O imposto sobre a coragem: por que o Brasil pune quem cresce?
Defender o Simples não é abrir mão de imposto. Empresa sufocada não contrata e não consome. Atualizar o teto, com correção automática pela inflação, é o maior programa de dignidade e geração de renda que o Brasil pode adotar

O Brasil vive hoje uma contradição econômica inaceitável. Como advogado tributarista que acompanha as entranhas da Reforma Tributária, vejo um cenário onde o teto do Microempreendedor Individual (MEI) e do Simples Nacional deixou de ser um incentivo para se tornar uma parede burocrática. Estamos há mais de oito anos com limites congelados, permitindo que a inflação faça o “trabalho sujo” de arrecadar em cima de uma falsa riqueza.
O sistema atual pune quem tem sucesso. Se o dono de uma pequena oficina que atua como MEI, aumenta um pouco o faturamento para acompanhar os custos e ultrapassa o limite anual de R$ 81 mil, o Estado o joga em um abismo.

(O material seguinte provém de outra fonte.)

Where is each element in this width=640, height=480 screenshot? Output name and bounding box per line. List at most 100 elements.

Da noite para o dia, ele enfrenta uma burocracia dez vezes maior que a média da Organização para a Cooperação e Desenvolvimento Econômico (OCDE). Isso não é imposto sobre a renda; é imposto sobre a coragem de crescer.
Essa distorção criou o fenômeno do “Nanismo Empresarial”: o empresário é forçado a “fatiar” seu negócio, abrindo novos CNPJ’s no nome de familiares para não ser destruído pelo leão do Lucro Presumido. Milhares de empreendedores recusam contratos, deixam de emitir notas ou evitam expandir suas operações por medo de ultrapassar o teto do Simples e cair em uma carga tributária desproporcional. É um malabarismo gerencial desesperado.

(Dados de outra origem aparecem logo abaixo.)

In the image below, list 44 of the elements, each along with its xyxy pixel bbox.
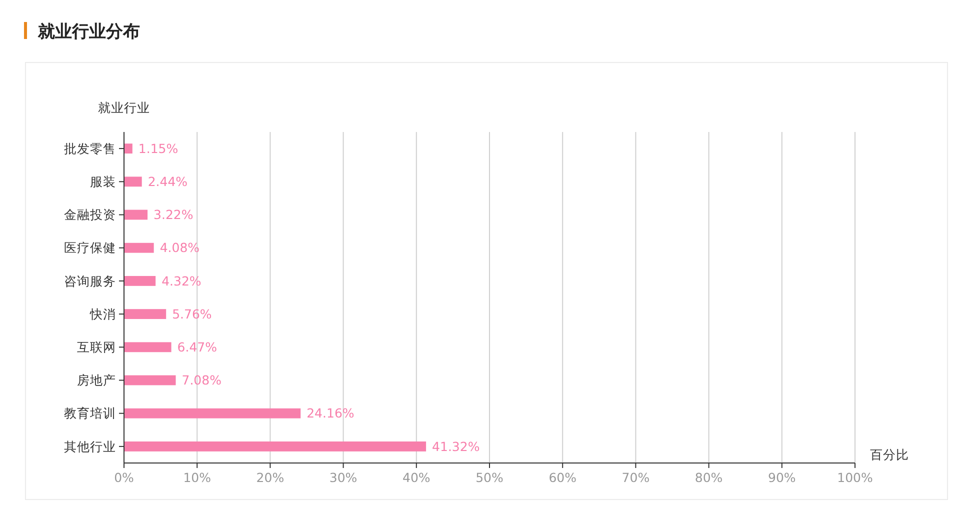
bar (124, 242, 154, 253)
y-tick-label: 互联网 (77, 340, 116, 355)
y-tick-label: 医疗保健 (64, 240, 116, 256)
x-tick-label: 70% (622, 470, 650, 485)
y-tick-label: 咨询服务 (64, 273, 116, 288)
y-tick-label: 金融投资 (64, 207, 116, 222)
bar (124, 309, 166, 320)
data-label: 5.76% (172, 306, 212, 322)
bar (124, 342, 172, 352)
data-label: 41.32% (432, 438, 480, 454)
bar (124, 441, 426, 452)
x-tick-label: 20% (256, 470, 284, 485)
x-tick-label: 0% (114, 470, 134, 485)
bar (124, 210, 148, 220)
data-label: 3.22% (154, 207, 194, 222)
x-tick-label: 90% (768, 470, 796, 485)
y-tick-label: 教育培训 (64, 406, 116, 421)
x-tick-label: 40% (402, 470, 430, 485)
x-tick-label: 10% (183, 470, 212, 485)
data-label: 7.08% (182, 372, 222, 388)
y-tick-label: 批发零售 (64, 140, 116, 156)
y-tick-label: 房地产 (77, 372, 116, 388)
data-label: 6.47% (177, 340, 218, 355)
y-tick-label: 服装 (90, 174, 116, 190)
chart-title: 就业行业分布 (37, 22, 140, 42)
bar (124, 176, 142, 187)
data-label: 4.32% (162, 273, 202, 288)
bar (124, 375, 176, 386)
bar (124, 144, 132, 154)
x-tick-label: 50% (476, 470, 504, 485)
data-label: 2.44% (148, 174, 188, 190)
x-axis-title: 百分比 (870, 447, 909, 462)
x-tick-label: 60% (548, 470, 577, 485)
bar (124, 276, 156, 286)
y-tick-label: 快消 (89, 306, 116, 322)
x-tick-label: 30% (329, 470, 358, 485)
data-label: 4.08% (160, 240, 200, 256)
bar (124, 408, 301, 418)
y-tick-label: 其他行业 (64, 438, 116, 454)
y-axis-title: 就业行业 (98, 100, 150, 115)
data-label: 1.15% (138, 140, 178, 156)
data-label: 24.16% (306, 406, 354, 421)
x-tick-label: 80% (694, 470, 723, 485)
x-tick-label: 100% (837, 470, 873, 485)
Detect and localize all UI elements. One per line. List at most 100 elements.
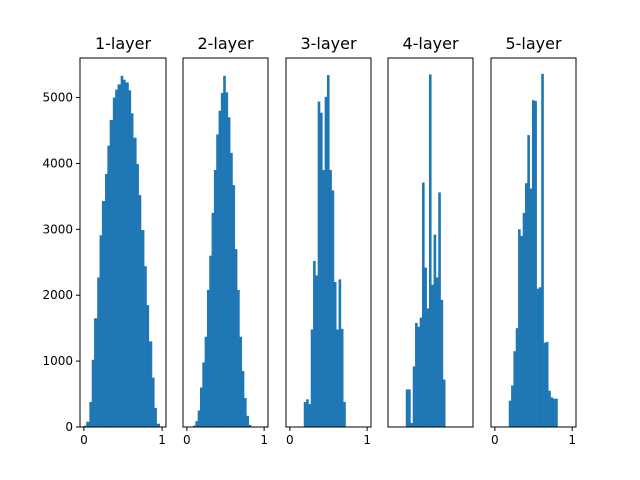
histogram-bar bbox=[128, 90, 132, 427]
histogram-bar bbox=[326, 75, 330, 427]
histogram-bar bbox=[154, 407, 157, 427]
x-tick-label: 0 bbox=[286, 433, 294, 447]
histogram-bar bbox=[206, 289, 210, 427]
histogram-bar bbox=[94, 318, 98, 427]
histogram-bar bbox=[315, 275, 318, 427]
histogram-bar bbox=[218, 110, 222, 428]
histogram-bar bbox=[534, 100, 537, 427]
x-tick-label: 0 bbox=[80, 433, 88, 447]
histogram-bar bbox=[220, 92, 224, 428]
x-tick-label: 1 bbox=[568, 433, 576, 447]
histogram-bar bbox=[508, 400, 512, 427]
histogram-bar bbox=[333, 282, 337, 427]
histogram-bar bbox=[511, 385, 514, 427]
histogram-bar bbox=[310, 329, 314, 427]
histogram-bar bbox=[415, 322, 418, 427]
y-tick-label: 2000 bbox=[42, 288, 73, 302]
histogram-bar bbox=[151, 377, 155, 427]
histogram-bar bbox=[193, 425, 196, 427]
histogram-bar bbox=[144, 266, 147, 427]
histogram-bar bbox=[146, 305, 150, 427]
histogram-bar bbox=[442, 379, 446, 427]
y-tick-label: 3000 bbox=[42, 222, 73, 236]
histogram-bar bbox=[555, 398, 558, 427]
histogram-bar bbox=[422, 182, 425, 427]
histogram-bar bbox=[525, 183, 528, 427]
histogram-bar bbox=[101, 200, 106, 427]
axes-frame bbox=[387, 57, 474, 428]
histogram-bar bbox=[522, 212, 526, 427]
x-tick-label: 1 bbox=[260, 433, 268, 447]
histogram-bar bbox=[531, 100, 535, 428]
histogram-bar bbox=[204, 336, 208, 427]
histogram-bar bbox=[545, 342, 549, 427]
axes-frame bbox=[285, 57, 372, 428]
histogram-bar bbox=[91, 359, 95, 427]
histogram-bar bbox=[520, 235, 523, 427]
histogram-bar bbox=[140, 229, 145, 427]
histogram-bar bbox=[89, 401, 93, 427]
histogram-bar bbox=[543, 342, 547, 427]
histogram-bar bbox=[195, 421, 198, 427]
histogram-bar bbox=[246, 415, 249, 427]
subplot-5: 5-layer 0 1 bbox=[490, 34, 577, 447]
histogram-bar bbox=[313, 260, 316, 427]
histogram-bar bbox=[424, 267, 427, 427]
histogram-bar bbox=[227, 117, 231, 428]
histogram-bar bbox=[105, 173, 108, 427]
histogram-bar bbox=[552, 398, 556, 427]
subplot-title: 1-layer bbox=[95, 34, 152, 53]
y-tick-label: 5000 bbox=[42, 91, 73, 105]
x-tick-label: 1 bbox=[158, 433, 166, 447]
subplot-title: 3-layer bbox=[300, 34, 357, 53]
histogram-bar bbox=[320, 112, 323, 427]
histogram-bar bbox=[148, 341, 153, 427]
histogram-bar bbox=[322, 170, 325, 427]
histogram-bar bbox=[99, 235, 103, 427]
histogram-bar bbox=[232, 185, 236, 427]
histogram-bar bbox=[548, 390, 551, 427]
histogram-bar bbox=[234, 249, 238, 427]
histogram-bar bbox=[515, 328, 519, 427]
y-tick-label: 4000 bbox=[42, 156, 73, 170]
histogram-bar bbox=[136, 164, 139, 427]
histogram-bar bbox=[529, 188, 533, 427]
histogram-bar bbox=[408, 389, 411, 427]
histogram-bar bbox=[426, 308, 430, 427]
histogram-bar bbox=[223, 75, 226, 427]
x-tick-label: 0 bbox=[183, 433, 191, 447]
histogram-bar bbox=[202, 362, 205, 427]
histogram-bar bbox=[329, 170, 332, 427]
histogram-bar bbox=[433, 234, 437, 427]
histogram-bar bbox=[107, 145, 111, 427]
histogram-bar bbox=[230, 152, 233, 427]
histogram-bar bbox=[237, 289, 240, 427]
subplot-1: 1-layer 0 1 0 1000 2000 3000 4000 5000 bbox=[42, 34, 167, 447]
histogram-bar bbox=[306, 399, 309, 427]
histogram-bar bbox=[331, 190, 335, 427]
histogram-bar bbox=[336, 329, 339, 427]
histogram-bar bbox=[538, 287, 542, 427]
histogram-bar bbox=[438, 192, 441, 427]
histogram-bar bbox=[117, 84, 121, 428]
histogram-bar bbox=[536, 288, 540, 428]
histogram-bar bbox=[213, 170, 217, 427]
histogram-bar bbox=[244, 398, 247, 427]
histogram-bar bbox=[156, 423, 161, 427]
histogram-bar bbox=[225, 92, 229, 427]
histogram-bar bbox=[303, 401, 307, 427]
histogram-bar bbox=[200, 387, 203, 427]
histogram-bar bbox=[550, 397, 554, 427]
histogram-bar bbox=[317, 101, 321, 428]
histogram-bar bbox=[343, 401, 346, 427]
histogram-bar bbox=[130, 113, 134, 427]
subplot-title: 2-layer bbox=[197, 34, 254, 53]
histogram-bar bbox=[428, 74, 432, 427]
subplot-title: 4-layer bbox=[402, 34, 459, 53]
histogram-bar bbox=[109, 119, 114, 427]
histogram-bar bbox=[340, 328, 344, 427]
axes-frame bbox=[182, 57, 269, 428]
histogram-bar bbox=[431, 284, 434, 427]
histogram-bar bbox=[513, 351, 517, 427]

Enquanto isso, o governo edita regras como a Resolução CGSN nº 183/2025 para caçar esses negócios interligados, atacando a consequência mas se recusando a curar a doença: a defasagem da tabela.
Precisamos decidir que país queremos ser. As micro e pequenas empresas e os MEIs não são apenas um setor; eles são o escudo dos empregos no Brasil, respondendo por 54% de todas as carteiras assinadas no setor privado, e por 80% das novas vagas criadas. Apoiar o aumento do teto do Simples Nacional é proteger o salário da maioria absoluta dos brasileiros.
A urgência pede a aprovação do PLP 108/2021, que propõe a elevação do teto do MEI para R$ 130 mil anuais (aproximadamente de R$ 10.833 por mês), além de permitir a contratação de até dois colaboradores. Essa medida beneficiaria cerca de 12 milhões de pequenos empreendedores, permitindo que cresçam sem medo de cair em um precipício tributário.
Defender o Simples não é abrir mão de imposto. Empresa sufocada não contrata e não consome. Atualizar o teto, com correção automática pela inflação, é o maior programa de dignidade e geração de renda que o Brasil pode adotar. É hora de premiar o crescimento, não de punir o sucesso.